The TIEA would help the two countries to exchange information on tax matters of entities doing business in the two countries.

"The Tax Information and Exchange Agreement between India and Mauritius has been finalised by both countries and Mauritius is in fact already applying it," Financial Services Commission (FSC) Chairperson Marc Hein told PTI.

FSC is Mauritius' integrated regulator for global business companies and non-banking financial services sector.

"We hope that the agreement will be signed by both parties whenever both governments are ready for this," said Hein, who was here to participate in an international taxation conference.

According to Hein, Mauritian authorities has been fully co-operative with their Indian counterparts to furnish information whenever "reasonable information" has been requested to the Mauritian authorities.

"The Financial Services Commission and SEBI have been exchanging information for years," Hein said and added that the "apart from regulatory authorities the Mauritian Financial Intelligence Unit also cooperates with the Indian FIU for exchange of information".

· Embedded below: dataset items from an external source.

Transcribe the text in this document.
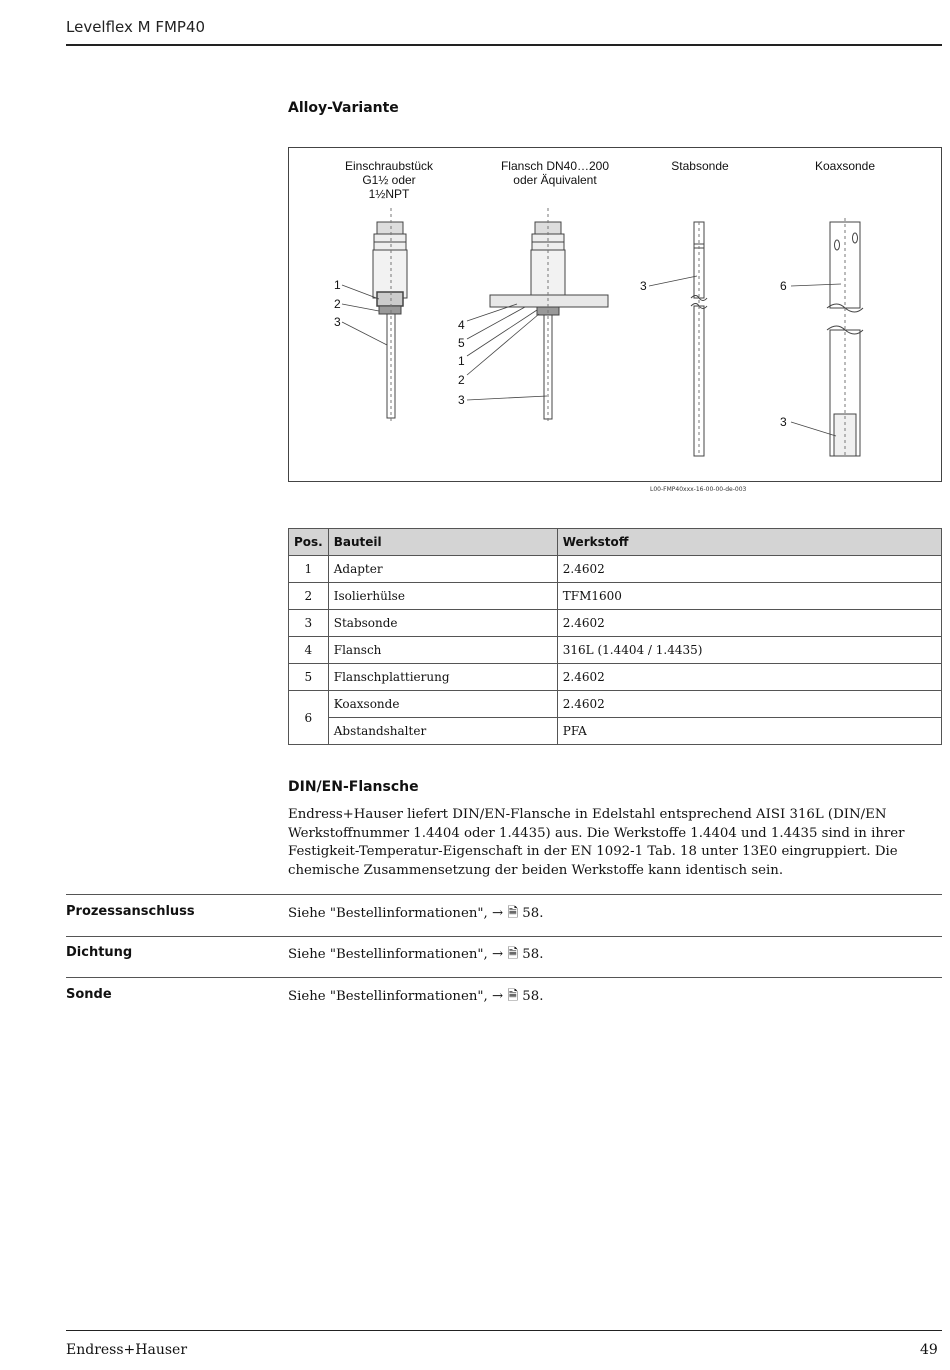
Levelflex M FMP40
Alloy-Variante
Einschraubstück
G1½ oder
1½NPT
Flansch DN40…200
oder Äquivalent
Stabsonde	Koaxsonde
1
2
3	4
5
1
2
3
3	6
3
L00-FMP40xxx-16-00-00-de-003
Pos.	Bauteil	Werkstoff
1	Adapter	2.4602
2	Isolierhülse	TFM1600
3	Stabsonde	2.4602
4	Flansch	316L (1.4404 / 1.4435)
5	Flanschplattierung	2.4602
6	Koaxsonde	2.4602
	Abstandshalter	PFA
DIN/EN-Flansche
Endress+Hauser liefert DIN/EN-Flansche in Edelstahl entsprechend AISI 316L (DIN/EN Werkstoffnummer 1.4404 oder 1.4435) aus. Die Werkstoffe 1.4404 und 1.4435 sind in ihrer Festigkeit-Temperatur-Eigenschaft in der EN 1092-1 Tab. 18 unter 13E0 eingruppiert. Die chemische Zusammensetzung der beiden Werkstoffe kann identisch sein.
Prozessanschluss	Siehe "Bestellinformationen", → 🗎 58.
Dichtung	Siehe "Bestellinformationen", → 🗎 58.
Sonde	Siehe "Bestellinformationen", → 🗎 58.
Endress+Hauser	49
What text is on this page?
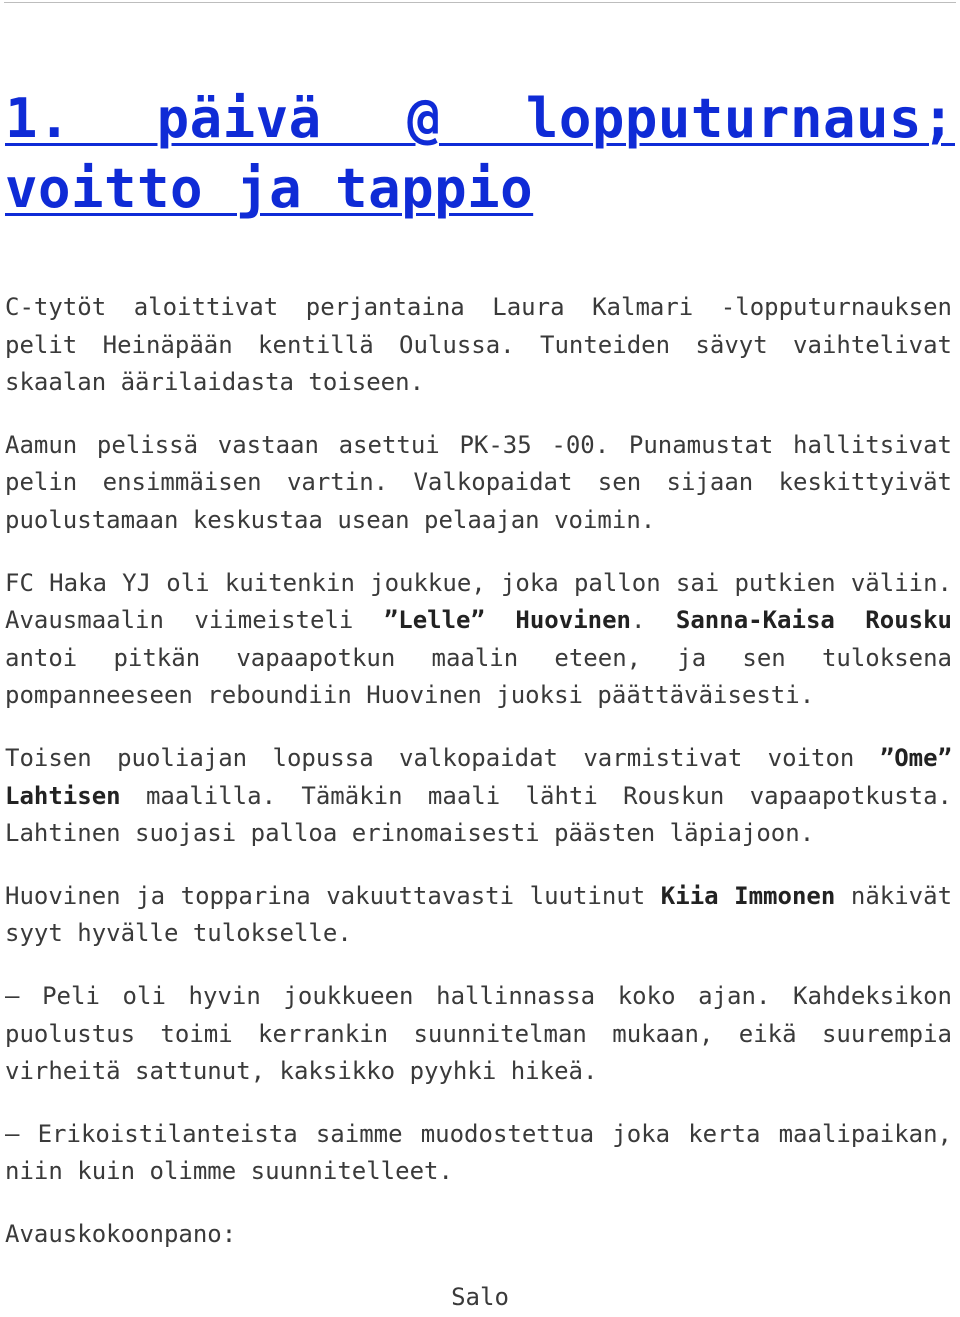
1. päivä @ lopputurnaus; voitto ja tappio

C-tytöt aloittivat perjantaina Laura Kalmari -lopputurnauksen pelit Heinäpään kentillä Oulussa. Tunteiden sävyt vaihtelivat skaalan äärilaidasta toiseen.

Aamun pelissä vastaan asettui PK-35 -00. Punamustat hallitsivat pelin ensimmäisen vartin. Valkopaidat sen sijaan keskittyivät puolustamaan keskustaa usean pelaajan voimin.

FC Haka YJ oli kuitenkin joukkue, joka pallon sai putkien väliin. Avausmaalin viimeisteli ”Lelle” Huovinen. Sanna-Kaisa Rousku antoi pitkän vapaapotkun maalin eteen, ja sen tuloksena pompanneeseen reboundiin Huovinen juoksi päättäväisesti.

Toisen puoliajan lopussa valkopaidat varmistivat voiton ”Ome” Lahtisen maalilla. Tämäkin maali lähti Rouskun vapaapotkusta. Lahtinen suojasi palloa erinomaisesti päästen läpiajoon.

Huovinen ja topparina vakuuttavasti luutinut Kiia Immonen näkivät syyt hyvälle tulokselle.

– Peli oli hyvin joukkueen hallinnassa koko ajan. Kahdeksikon puolustus toimi kerrankin suunnitelman mukaan, eikä suurempia virheitä sattunut, kaksikko pyyhki hikeä.

– Erikoistilanteista saimme muodostettua joka kerta maalipaikan, niin kuin olimme suunnitelleet.

Avauskokoonpano:

Salo
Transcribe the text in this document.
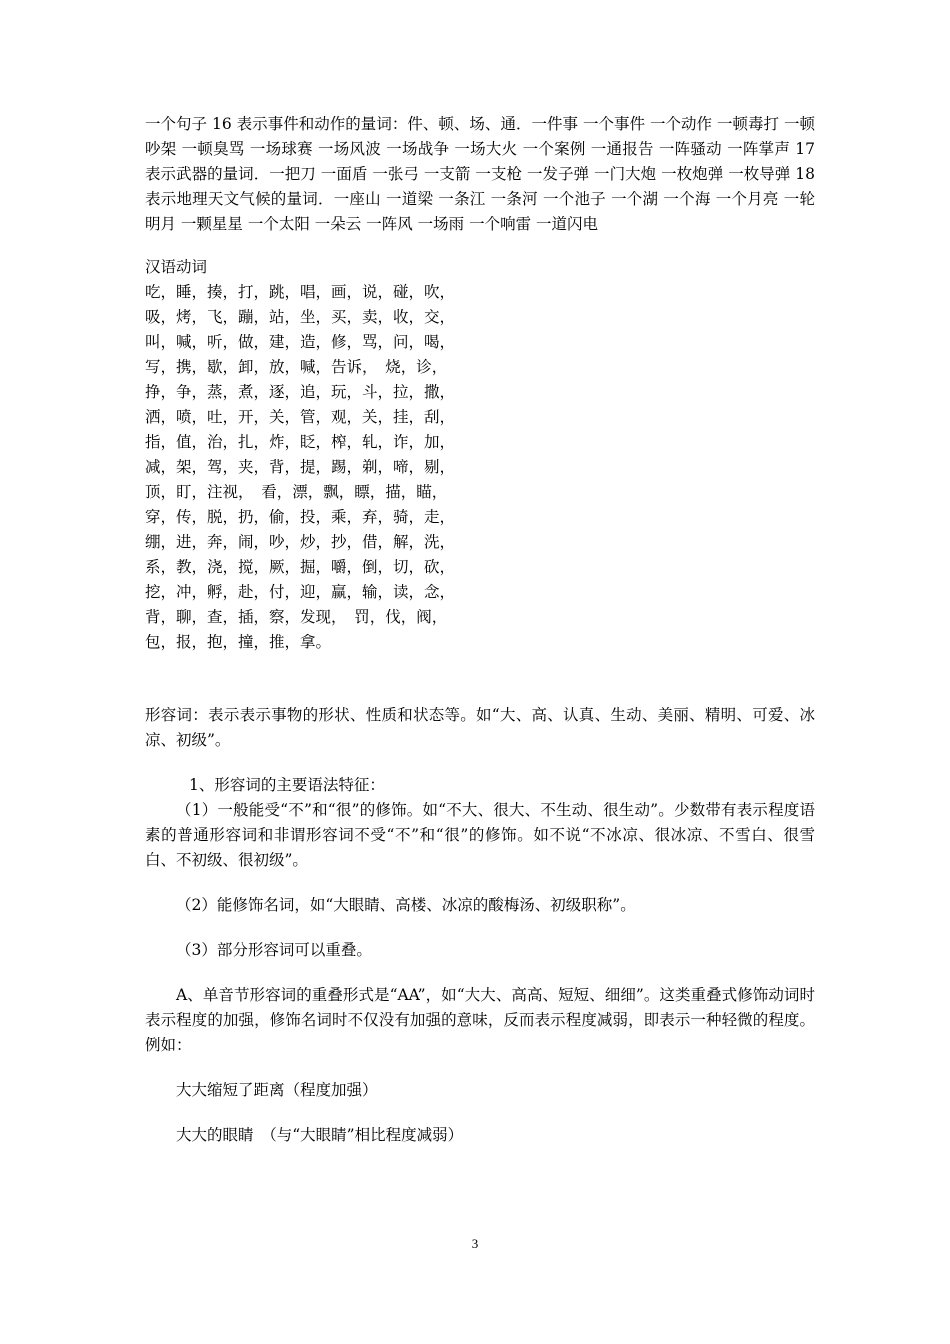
一个句子 16 表示事件和动作的量词：件、顿、场、通．一件事 一个事件 一个动作 一顿毒打 一顿吵架 一顿臭骂 一场球赛 一场风波 一场战争 一场大火 一个案例 一通报告 一阵骚动 一阵掌声 17 表示武器的量词．一把刀 一面盾 一张弓 一支箭 一支枪 一发子弹 一门大炮 一枚炮弹 一枚导弹 18 表示地理天文气候的量词．一座山 一道梁 一条江 一条河 一个池子 一个湖 一个海 一个月亮 一轮明月 一颗星星 一个太阳 一朵云 一阵风 一场雨 一个响雷 一道闪电

汉语动词

吃，睡，揍，打，跳，唱，画，说，碰，吹，

吸，烤，飞，蹦，站，坐，买，卖，收，交，

叫，喊，听，做，建，造，修，骂，问，喝，

写，携，歇，卸，放，喊，告诉，　烧，诊，

挣，争，蒸，煮，逐，追，玩，斗，拉，撒，

洒，喷，吐，开，关，管，观，关，挂，刮，

指，值，治，扎，炸，眨，榨，轧，诈，加，

减，架，驾，夹，背，提，踢，剃，啼，剔，

顶，盯，注视，　看，漂，飘，瞟，描，瞄，

穿，传，脱，扔，偷，投，乘，弃，骑，走，

绷，进，奔，闹，吵，炒，抄，借，解，洗，

系，教，浇，搅，厥，掘，嚼，倒，切，砍，

挖，冲，孵，赴，付，迎，赢，输，读，念，

背，聊，查，插，察，发现，　罚，伐，阀，

包，报，抱，撞，推，拿。

形容词：表示表示事物的形状、性质和状态等。如“大、高、认真、生动、美丽、精明、可爱、冰凉、初级”。

1、形容词的主要语法特征：

（1）一般能受“不”和“很”的修饰。如“不大、很大、不生动、很生动”。少数带有表示程度语素的普通形容词和非谓形容词不受“不”和“很”的修饰。如不说“不冰凉、很冰凉、不雪白、很雪白、不初级、很初级”。

（2）能修饰名词，如“大眼睛、高楼、冰凉的酸梅汤、初级职称”。

（3）部分形容词可以重叠。

A、单音节形容词的重叠形式是“AA”，如“大大、高高、短短、细细”。这类重叠式修饰动词时表示程度的加强，修饰名词时不仅没有加强的意味，反而表示程度减弱，即表示一种轻微的程度。例如：

大大缩短了距离（程度加强）

大大的眼睛　（与“大眼睛”相比程度减弱）

3
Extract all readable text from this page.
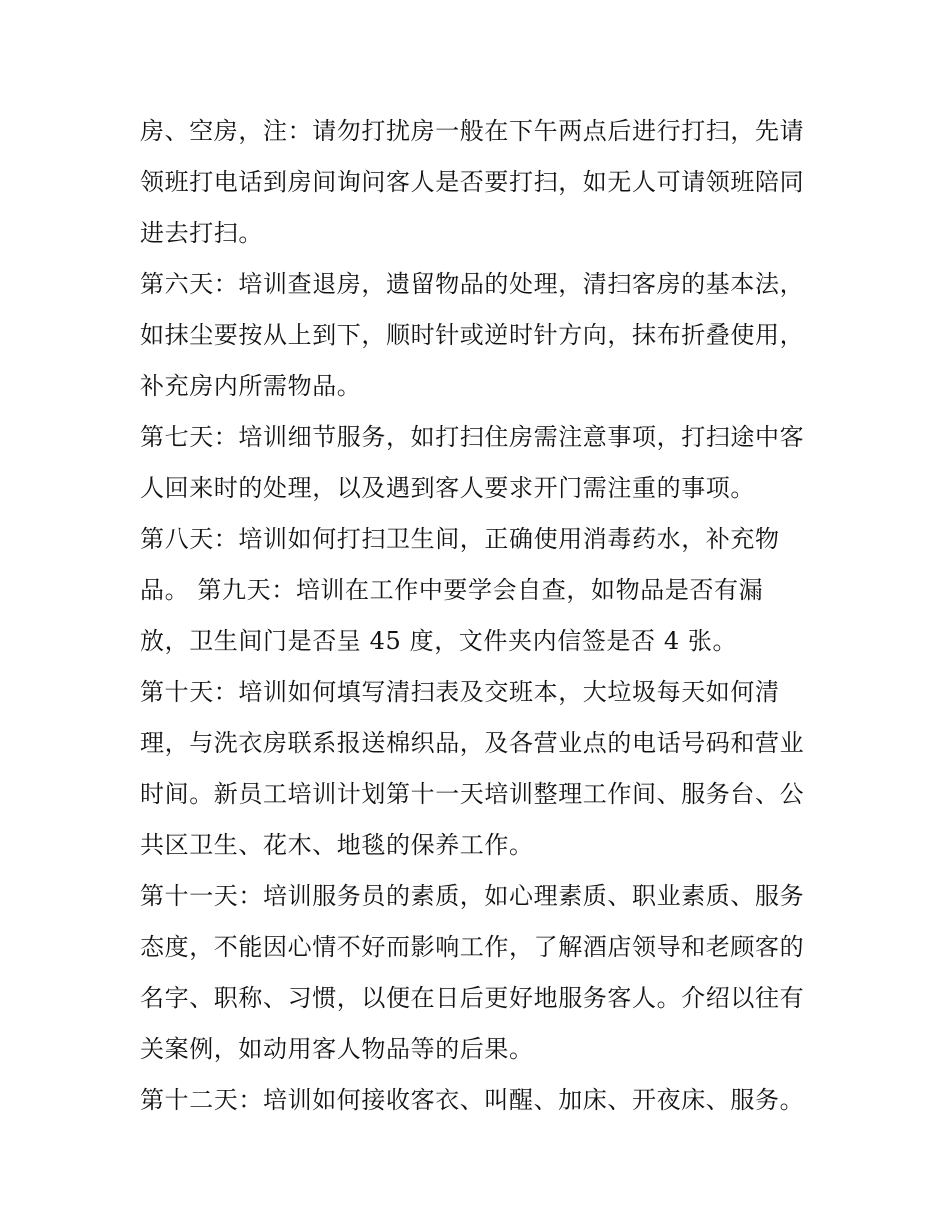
房、空房，注：请勿打扰房一般在下午两点后进行打扫，先请
领班打电话到房间询问客人是否要打扫，如无人可请领班陪同
进去打扫。
第六天：培训查退房，遗留物品的处理，清扫客房的基本法，
如抹尘要按从上到下，顺时针或逆时针方向，抹布折叠使用，
补充房内所需物品。
第七天：培训细节服务，如打扫住房需注意事项，打扫途中客
人回来时的处理，以及遇到客人要求开门需注重的事项。
第八天：培训如何打扫卫生间，正确使用消毒药水，补充物
品。 第九天：培训在工作中要学会自查，如物品是否有漏
放，卫生间门是否呈 45 度，文件夹内信签是否 4 张。
第十天：培训如何填写清扫表及交班本，大垃圾每天如何清
理，与洗衣房联系报送棉织品，及各营业点的电话号码和营业
时间。新员工培训计划第十一天培训整理工作间、服务台、公
共区卫生、花木、地毯的保养工作。
第十一天：培训服务员的素质，如心理素质、职业素质、服务
态度，不能因心情不好而影响工作，了解酒店领导和老顾客的
名字、职称、习惯，以便在日后更好地服务客人。介绍以往有
关案例，如动用客人物品等的后果。
第十二天：培训如何接收客衣、叫醒、加床、开夜床、服务。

While a DTAA is already in place between two countries, it is being revised amid concerns that the Indian Ocean nation was being used for round-tripping of funds to and from India, although Mauritius has always maintained that there have been no concrete evidence of any such misuse.

The two countries had signed this DTAA in 1982 when late Indira Gandhi was India's Prime Minister and was part of various steps initiated by the two countries at that time for strengthening the flow of investments to and from Mauritius.

Meanwhile, Mauritius has also agreed to include a 'limitation of benefits (LOB)' clause in its revised tax treaty with India. The LOB clause limits treaty benefits to those who meet certain conditions including those related to business, residency and investment commitments of the entity seeking benefit of a Double Taxation Avoidance Agreement (DTAA).